Not really an answer, but too long to be a comment.
I have thought about this question before, without much progress. It seems difficult. Even just to recognize if a manifold has the structure of a Lie group seems to be a difficult problem. And a manifold can be a Lie group in different ways.
For instance, the exponential map from the Lie algebra $\mathfrak{n}$ of strictly upper triangular $n \times n$ matrices is a diffeomorphism with the group $N$ of unipotent upper triangular matrices, so $N$ has its natural Lie group structure as well as the abelian Lie group structure obtained by transporting the addition from $\mathfrak{n}$ through the exponential map.

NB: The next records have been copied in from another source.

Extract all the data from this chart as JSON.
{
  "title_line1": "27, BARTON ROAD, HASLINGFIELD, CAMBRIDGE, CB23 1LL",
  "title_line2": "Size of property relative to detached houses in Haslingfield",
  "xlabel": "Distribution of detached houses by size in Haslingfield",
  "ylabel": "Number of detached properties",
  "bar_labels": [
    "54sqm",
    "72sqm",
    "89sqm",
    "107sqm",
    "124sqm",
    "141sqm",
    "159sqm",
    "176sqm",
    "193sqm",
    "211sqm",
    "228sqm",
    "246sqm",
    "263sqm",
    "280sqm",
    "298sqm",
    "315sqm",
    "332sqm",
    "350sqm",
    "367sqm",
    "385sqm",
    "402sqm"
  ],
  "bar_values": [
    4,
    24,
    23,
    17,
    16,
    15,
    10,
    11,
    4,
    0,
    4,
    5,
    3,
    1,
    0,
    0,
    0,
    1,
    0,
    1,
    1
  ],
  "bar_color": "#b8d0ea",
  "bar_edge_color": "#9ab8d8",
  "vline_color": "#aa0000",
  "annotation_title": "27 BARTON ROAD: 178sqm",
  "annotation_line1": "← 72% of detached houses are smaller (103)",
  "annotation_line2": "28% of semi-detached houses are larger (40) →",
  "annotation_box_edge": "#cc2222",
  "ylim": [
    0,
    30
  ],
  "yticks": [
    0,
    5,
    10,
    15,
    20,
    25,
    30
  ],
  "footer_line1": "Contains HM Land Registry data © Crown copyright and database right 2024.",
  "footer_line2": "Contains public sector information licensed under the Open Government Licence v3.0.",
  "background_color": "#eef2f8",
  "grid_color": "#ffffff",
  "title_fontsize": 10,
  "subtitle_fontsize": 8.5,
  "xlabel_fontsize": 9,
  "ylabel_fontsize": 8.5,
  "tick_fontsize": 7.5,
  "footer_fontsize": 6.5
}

Thinking about it algebraically, asking for a manifold to be a Lie group is the same as asking for its function algebra to be a Hopf algebra (with some topology, perhaps), and the responses to this question seem to indicate that it is not very easy to recognize a Hopf algebra from the algebra structure alone.
If you want a homogeneous space rather than a Lie group, you are then asking for the function algebra to be a (right or left) coideal subalgebra of a Hopf algebra. That seems even more difficult than looking for a Hopf algebra structure. And again, there can be no canonical construction because the same manifold can be a homogeneous space of different Lie groups: for example, $S^2$ is a homogeneous space of $SU(2)$, $SL(2,\mathbb{C})$, $O(3)$, and $SO(3)$.
So I am pessimistic about there being a nice characterization, or even about the existence of simply stated sufficient conditions. But I'll be watching this thread and hoping that somebody comes up with something!
Edit: Oh yeah! I forgot to mention something. Thinking further about the problem of identifying a Lie group, given only the manifold structure: the multiplication map on a Lie group $G$ turns the cohomology ring of $G$ into a graded Hopf algebra. I don't know the details, but my understanding is that (perhaps with some assumption on the cohomology groups being finitely generated free modules over the coefficient ring?) that if the cohomology ring of a manifold has the structure of a graded Hopf algebra, then the manifold is an $H$-space, i.e. it has a multiplication and a unit map, but it is not necessarily associative. For instance $S^7$ is an $H$-space, but not a Lie group. So cohomology gets you a certain distance, but not all the way.